NEW YORK — The Yankees have a catching problem, a logical solution and a deadline closing in.
New York has made little effort to hide its interest in Twins catcher Ryan Jeffers, the right-handed bat the lineup has lacked behind the plate. USA Today’s Bob Nightengale reported Sunday that the Yankees are making it no secret they want him before the Aug. 3 trade deadline.
The fit is obvious. Jeffers was in the middle of a career year before a broken left hamate bone landed him on the injured list May 19, and he profiles as the best hitting catcher likely to be available. For a team whose catchers rank near the bottom of the majors in offense, he would be a major upgrade.
But the path runs through complications. The Twins are climbing back into the playoff race, the price could be steep, and there is real internal question about whether the Yankees are ready to move on from Austin Wells. The interest is clear. So is the wrinkle.
Why Jeffers fits the Yankees
The need traces back to a lineup hole the Yankees did not expect. Austin Wells, J.C. Escarra, and Ali Sanchez have combined for a .183/.270/.268 slash line with a 52 wRC+, leaving only the White Sox and Phillies getting less from the position.
Jeffers solves two problems at once. He hits right-handed, which the lefty-leaning group lacks, and he simply hits. Before the injury he slashed .295/.408/.541 with seven homers, 26 RBI and a 163 wRC+ across 37 games, numbers that read like a breakout for an already above-average bat.
He has also shown he is more than a platoon piece, posting a .981 OPS against righties and an .895 mark against lefties this season. ESPN ranked him the top catcher and No. 21 overall among its trade deadline candidates.
There is a Yankees connection beneath the stats. Director of catching Tanner Swanson pushed the Twins to draft Jeffers in the second round in 2018 and used him as an early test case for the one-knee stance now common across the majors.
Swanson stays at arm’s length
Swanson remains close with Jeffers, but the trade chatter has changed how the two interact. He explained to the Daily News that he has deliberately kept his distance to avoid complicating a possible deal.
“I’ve heard the same noise that’s circulating, and I’ve intentionally not reached out to him,” Swanson said. “I don’t want to muddy the waters, and he hasn’t reached out to me. It’s probably for similar reasons.”

Swanson confirmed the front office has asked him about Jeffers, but framed it as standard practice rather than a signal of intent.
“I’ve been asked on every player that I’ve ever been connected to,” Swanson said. “So yes, I’ve been asked about Ryan, but that’s not uncommon. That’s not unique to this trade deadline or our situation.”
Notably, the coach did not lobby for the move. He made clear he believes in the catchers already in the room.
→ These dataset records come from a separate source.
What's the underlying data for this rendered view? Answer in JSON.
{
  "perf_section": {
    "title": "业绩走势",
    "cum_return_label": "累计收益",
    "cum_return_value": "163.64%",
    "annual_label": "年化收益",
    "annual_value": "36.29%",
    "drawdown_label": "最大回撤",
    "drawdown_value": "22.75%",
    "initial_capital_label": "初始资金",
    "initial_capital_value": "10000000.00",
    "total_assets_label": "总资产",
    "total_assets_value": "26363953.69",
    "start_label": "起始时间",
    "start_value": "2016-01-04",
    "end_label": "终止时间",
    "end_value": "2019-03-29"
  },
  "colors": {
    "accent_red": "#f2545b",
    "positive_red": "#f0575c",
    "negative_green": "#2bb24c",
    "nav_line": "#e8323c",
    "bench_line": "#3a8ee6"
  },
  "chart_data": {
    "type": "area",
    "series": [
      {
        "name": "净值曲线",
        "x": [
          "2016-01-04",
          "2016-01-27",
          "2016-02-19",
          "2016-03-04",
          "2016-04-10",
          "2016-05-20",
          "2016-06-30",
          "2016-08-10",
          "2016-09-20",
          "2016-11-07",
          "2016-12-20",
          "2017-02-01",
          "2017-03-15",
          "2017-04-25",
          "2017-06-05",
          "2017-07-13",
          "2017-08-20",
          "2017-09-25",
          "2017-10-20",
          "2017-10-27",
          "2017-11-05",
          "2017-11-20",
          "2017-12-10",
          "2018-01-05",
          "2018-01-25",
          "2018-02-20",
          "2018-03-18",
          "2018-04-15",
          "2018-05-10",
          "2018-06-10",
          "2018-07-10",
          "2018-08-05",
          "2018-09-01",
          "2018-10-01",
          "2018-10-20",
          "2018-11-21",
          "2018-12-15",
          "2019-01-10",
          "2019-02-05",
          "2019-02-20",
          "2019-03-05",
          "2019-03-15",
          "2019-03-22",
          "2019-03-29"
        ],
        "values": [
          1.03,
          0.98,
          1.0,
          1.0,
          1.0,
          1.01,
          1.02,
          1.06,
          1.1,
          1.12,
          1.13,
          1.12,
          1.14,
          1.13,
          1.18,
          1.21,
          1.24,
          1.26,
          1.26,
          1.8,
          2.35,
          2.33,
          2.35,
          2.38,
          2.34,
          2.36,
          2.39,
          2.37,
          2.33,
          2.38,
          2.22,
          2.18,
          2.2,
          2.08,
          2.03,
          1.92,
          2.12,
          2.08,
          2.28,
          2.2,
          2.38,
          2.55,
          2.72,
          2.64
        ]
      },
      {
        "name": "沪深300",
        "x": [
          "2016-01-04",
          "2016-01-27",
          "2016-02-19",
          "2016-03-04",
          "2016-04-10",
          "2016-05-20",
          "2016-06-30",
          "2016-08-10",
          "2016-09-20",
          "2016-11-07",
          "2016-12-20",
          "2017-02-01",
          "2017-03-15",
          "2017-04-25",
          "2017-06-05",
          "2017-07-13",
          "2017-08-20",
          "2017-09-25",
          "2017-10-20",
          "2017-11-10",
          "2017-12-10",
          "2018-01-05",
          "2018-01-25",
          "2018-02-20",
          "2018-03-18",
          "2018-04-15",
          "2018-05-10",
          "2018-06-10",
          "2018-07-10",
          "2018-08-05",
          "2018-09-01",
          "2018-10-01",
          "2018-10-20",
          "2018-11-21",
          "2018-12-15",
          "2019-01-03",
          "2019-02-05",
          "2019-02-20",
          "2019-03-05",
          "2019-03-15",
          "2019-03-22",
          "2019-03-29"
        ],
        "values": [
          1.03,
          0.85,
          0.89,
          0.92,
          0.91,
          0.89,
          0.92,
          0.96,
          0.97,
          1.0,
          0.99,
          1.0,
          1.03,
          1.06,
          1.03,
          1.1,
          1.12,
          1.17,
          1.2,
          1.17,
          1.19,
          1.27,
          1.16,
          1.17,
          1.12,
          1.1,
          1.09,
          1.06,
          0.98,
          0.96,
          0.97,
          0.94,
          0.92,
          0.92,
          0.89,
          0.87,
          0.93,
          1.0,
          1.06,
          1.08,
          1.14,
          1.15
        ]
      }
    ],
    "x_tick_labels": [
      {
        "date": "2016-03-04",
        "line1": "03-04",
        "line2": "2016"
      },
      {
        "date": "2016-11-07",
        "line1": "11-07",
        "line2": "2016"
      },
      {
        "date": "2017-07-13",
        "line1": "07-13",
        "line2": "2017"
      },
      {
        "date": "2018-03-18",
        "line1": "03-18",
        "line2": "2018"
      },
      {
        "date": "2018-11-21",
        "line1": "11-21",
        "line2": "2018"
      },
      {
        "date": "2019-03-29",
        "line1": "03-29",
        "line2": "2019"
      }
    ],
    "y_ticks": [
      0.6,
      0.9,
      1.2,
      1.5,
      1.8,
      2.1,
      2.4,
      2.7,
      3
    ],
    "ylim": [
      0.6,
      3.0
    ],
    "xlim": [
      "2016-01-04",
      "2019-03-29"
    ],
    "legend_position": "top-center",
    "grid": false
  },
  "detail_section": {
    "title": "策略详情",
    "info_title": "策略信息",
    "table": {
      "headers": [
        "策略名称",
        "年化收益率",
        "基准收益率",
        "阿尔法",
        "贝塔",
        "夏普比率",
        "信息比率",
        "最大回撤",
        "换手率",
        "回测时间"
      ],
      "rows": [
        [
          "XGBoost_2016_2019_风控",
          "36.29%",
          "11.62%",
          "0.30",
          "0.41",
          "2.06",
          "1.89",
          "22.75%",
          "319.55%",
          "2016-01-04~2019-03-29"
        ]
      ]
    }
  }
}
“I’m not out there pounding the door for us to bring in a new catcher,” Swanson said. “I like our guys, I believe in our guys.”
What could derail a deal
The contract shapes everything. Jeffers is playing on a one-year, $6.7 million deal and will be a free agent after the season, which limits what Minnesota can reasonably demand for a rental. The luxury-tax math adds a hidden cost, too, since MLB Trade Rumors notes the Yankees would owe a 110 percent tax on the remainder of that salary given their payroll status.
That walk-year status caps the asking price but does not erase it. Reporting around the rumor pegs a likely return at one high-quality prospect, plus possibly a catcher to replace Jeffers on Minnesota’s roster. Speculative packages have floated names like left-hander Kyle Carr and infielder Kaeden Kent, while the Twins would also have interest in a big-bodied arm such as Ben Hess. MLB Pipeline’s list of the Yankees’ top 30 prospects includes no catcher, so any deal would require dipping into other parts of the system.
Even if the Yankees commit, the Twins may take the choice away. Minnesota has won seven of 10 to climb back within roughly 1 1/2 games of a wild-card spot, and a contending Twins team has little reason to sell its best trade chip. The recent surge, combined with the injury, has made a near-term deal look less likely than it did weeks ago.
Health is the other variable hanging over everything. Jeffers has been out since May 19 with a fractured hamate bone in his glove-side wrist that required surgery, with a six-to-eight-week timetable that points to a July return. Hamate injuries are notorious for sapping power, so the Yankees and any rival suitor will want to see him hit before committing, and that evaluation window is narrow.
Onboarding risk lingers, too. General manager Brian Cashman has warned about the difficulty of integrating a starting catcher midseason, though pitching coach Matt Blake suggested the legwork would be manageable and within the realm of possibility.
For now, the Yankees’ interest is settled. Everything else is not.